大きなヒット曲にはつながらなかったが心にしみる歌だった。女性歌手が歌うこの歌をユーチューブで久しぶりに聞いてみた。
歌に出てくる国は架空の存在なのだろうが、なんとなく東欧のイメージである。地続きの国、そして小高い丘の上の国境が脳裏に浮かんでくる。暖かい日差しが注ぐ春の午後だろう。そして、平和が打ち砕かれる。
海で囲まれた日本と異なり陸地で国境を接する国では、ほとんど隣近所のような感覚で人々のつきあいがあったのでは。そして、もし、国境警備隊というものがあるのならこんな光景が実在するのではないだろうか。50年前のこの歌が、現在のウクライナとロシアの戦いに重なってくる。それにしても、国境を越えて、突然、戦車がやって来るという恐怖は想像すらできない。

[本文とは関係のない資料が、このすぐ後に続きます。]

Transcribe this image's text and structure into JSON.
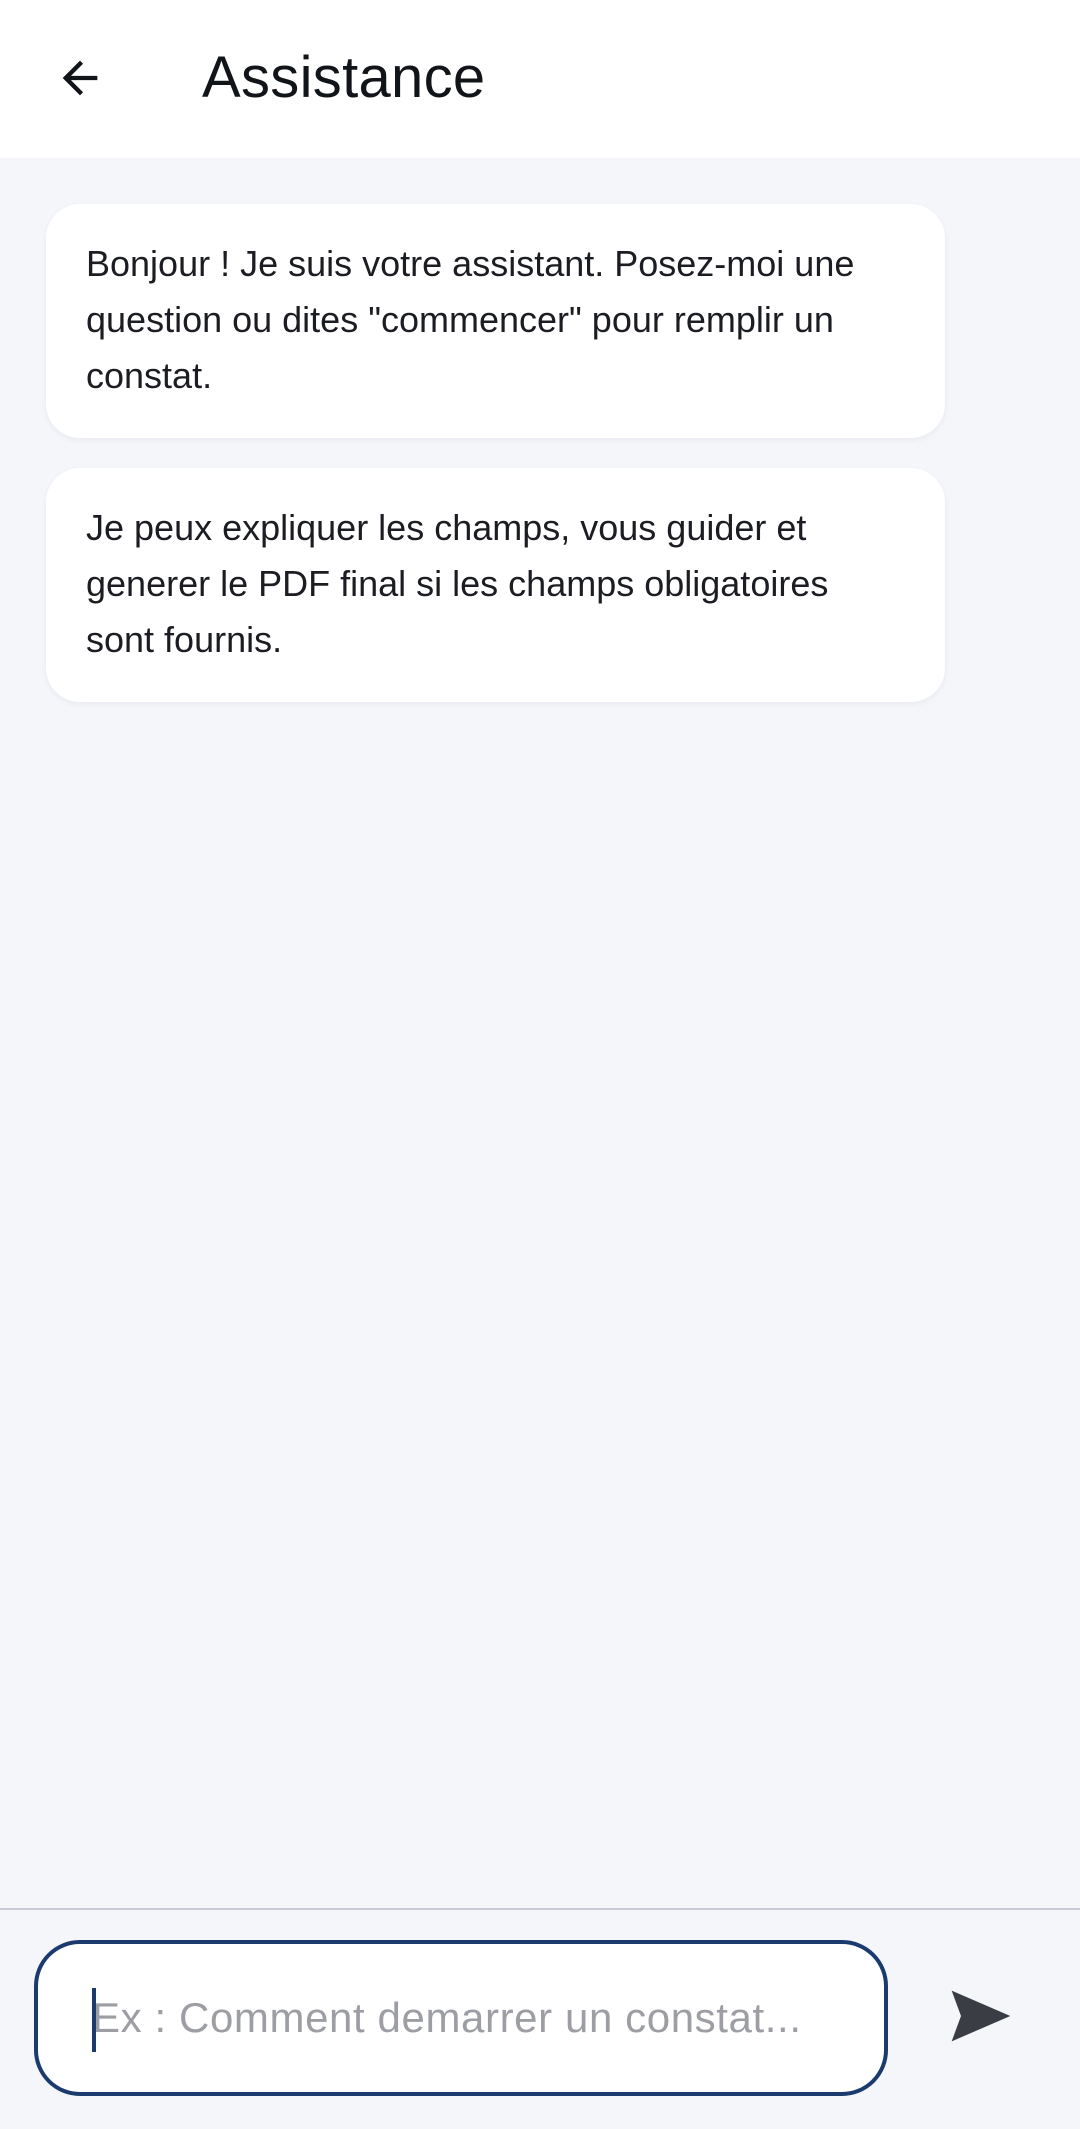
{
  "header": {
    "title": "Assistance",
    "back_icon": "arrow-back-icon"
  },
  "messages": [
    {
      "sender": "assistant",
      "text": "Bonjour ! Je suis votre assistant. Posez-moi une question ou dites \"commencer\" pour remplir un constat."
    },
    {
      "sender": "assistant",
      "text": "Je peux expliquer les champs, vous guider et generer le PDF final si les champs obligatoires sont fournis."
    }
  ],
  "composer": {
    "placeholder": "Ex : Comment demarrer un constat...",
    "value": "",
    "send_icon": "send-icon"
  },
  "colors": {
    "background": "#f4f6fa",
    "surface": "#ffffff",
    "accent": "#1b3a6e",
    "send_icon": "#3a3d44"
  }
}
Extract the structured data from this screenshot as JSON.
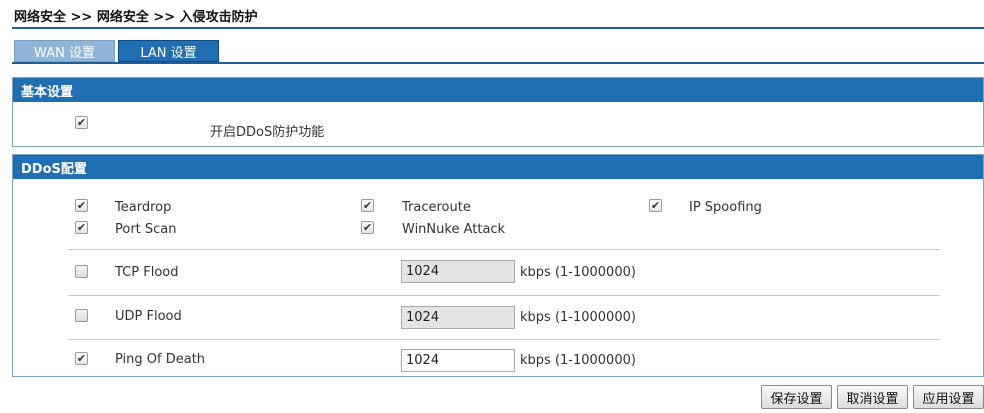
{
  "breadcrumb": "网络安全 >> 网络安全 >> 入侵攻击防护",
  "tabs": [
    {
      "label": "WAN 设置",
      "active": false
    },
    {
      "label": "LAN 设置",
      "active": true
    }
  ],
  "basic": {
    "header": "基本设置",
    "ddos_enable": {
      "label": "开启DDoS防护功能",
      "checked": true
    }
  },
  "ddos": {
    "header": "DDoS配置",
    "attacks": [
      {
        "label": "Teardrop",
        "checked": true
      },
      {
        "label": "Traceroute",
        "checked": true
      },
      {
        "label": "IP Spoofing",
        "checked": true
      },
      {
        "label": "Port Scan",
        "checked": true
      },
      {
        "label": "WinNuke Attack",
        "checked": true
      }
    ],
    "floods": [
      {
        "label": "TCP Flood",
        "checked": false,
        "value": "1024",
        "unit": "kbps (1-1000000)",
        "enabled": false
      },
      {
        "label": "UDP Flood",
        "checked": false,
        "value": "1024",
        "unit": "kbps (1-1000000)",
        "enabled": false
      },
      {
        "label": "Ping Of Death",
        "checked": true,
        "value": "1024",
        "unit": "kbps (1-1000000)",
        "enabled": true
      }
    ]
  },
  "buttons": {
    "save": "保存设置",
    "cancel": "取消设置",
    "apply": "应用设置"
  },
  "check_glyph": "✔"
}
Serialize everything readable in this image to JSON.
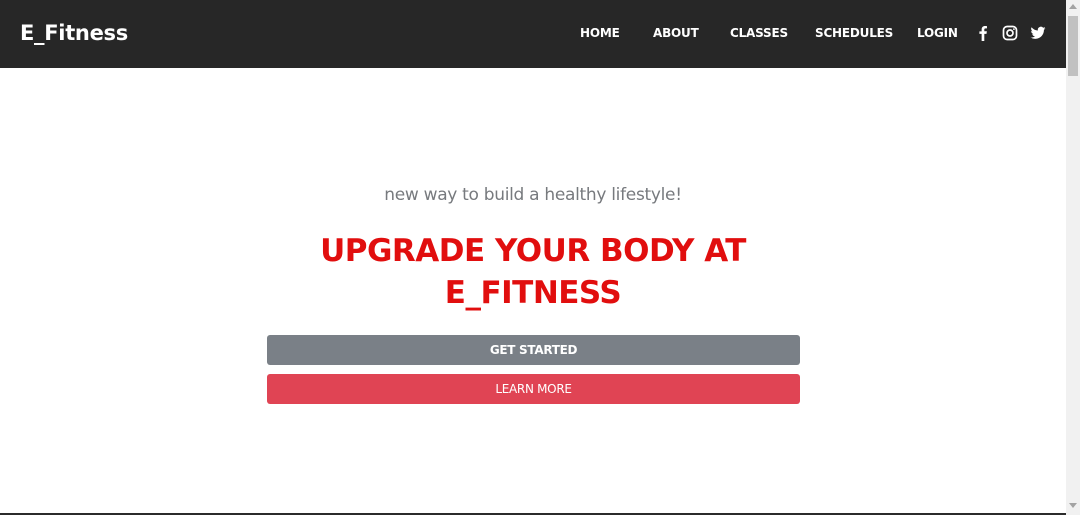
{
  "navbar": {
    "brand": "E_Fitness",
    "links": [
      {
        "label": "HOME"
      },
      {
        "label": "ABOUT"
      },
      {
        "label": "CLASSES"
      },
      {
        "label": "SCHEDULES"
      },
      {
        "label": "LOGIN"
      }
    ],
    "social_icons": [
      "facebook-icon",
      "instagram-icon",
      "twitter-icon"
    ],
    "background_color": "#272727"
  },
  "hero": {
    "tagline": "new way to build a healthy lifestyle!",
    "headline_line1": "UPGRADE YOUR BODY AT",
    "headline_line2": "E_FITNESS",
    "headline_color": "#e10e0e",
    "primary_button": "GET STARTED",
    "primary_button_color": "#7a8087",
    "secondary_button": "LEARN MORE",
    "secondary_button_color": "#e04454"
  }
}
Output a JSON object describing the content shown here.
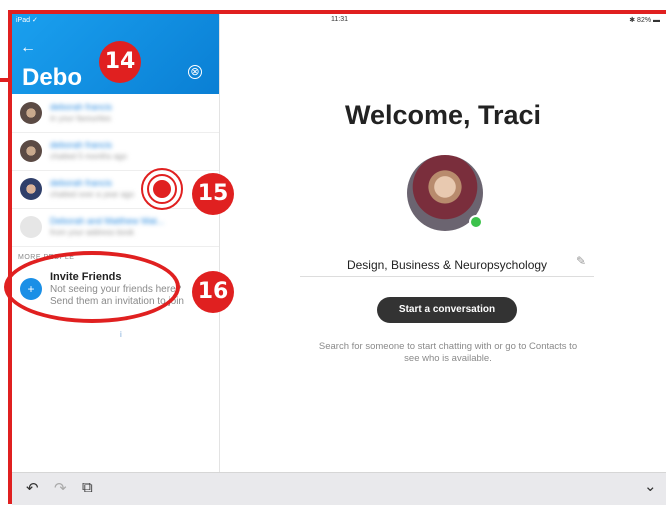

ウクライナとロシアの戦争に関しては反戦歌が聞こえてこない。遠い国の戦争だからだろうか。多くの反戦歌が歌われていた50年前というのは終戦から30年経ったころである。そのころはまだ戦争経験者が大勢存命だったし、戦争への反省の気持ちが満ちていた。実戦ではないまでも東西の冷戦は続いており、なによりアジアではベトナム戦争が繰り広げられていた。戦争当事国のアメリカはまだ徴兵制度があり、たくさんの若者が戦場に駆り出され、沖縄の米軍基地から爆撃機が飛び立っていった。時代は生々しく、反戦歌が生まれる素地が十分にあった。一方、現在は、戦争の匂いがすでになくなっており、戦争の話をしてくれる人もいなくなった。国民もそうだが、政治家も大半が戦後生まれである。反戦歌は生まれにくいのかもしれない。
「戦争を経験した人や語り継ぐ人がいなくなったときに、新たな戦争の足音が忍び寄って来る」という。なるほど。口伝(くでん)する人は確実に少なくなっていく。そうなれば、せめて戦争の悲劇を伝える印(しるし)は残せないものだろうか。
えびおじさんの田舎では、戦争の痕跡がだんだんと失われつつある。フィリピン沖で亡くなった若い飛行兵の墓がなくなったし、大陸・満州の警備隊の責任者だった人の墓も今はもうない。墓じまいである。これは、日本中、どこも同じかもしれない。
特攻基地など参観者の多いところはきちんと整備されているが、こういった、巷(ちまた)の戦争の遺跡も残せたらと思う。墓や防空壕などは悲劇を物語る貴重な戦争遺跡である。過去を失いつつある一方で、令和の現在を「新たな戦前に入りつつある」と表現する人も出てきた。
外国の話ながら、ITの得意な若者が、衛星の画像から戦車や看板の位置から軍隊の動きを突きとめた、というニュースがあった。いかにもデジタル時代らしい。こういうことが反戦につながればとつくづく思う。
人の命を犠牲にしてまでも成し遂げなければならない仕事というものがないように、人の命を奪う戦争にも大義はなく、人の人生に危害を加える権利は誰にもない。ロシアのウクライナ侵攻から24日で1年経った。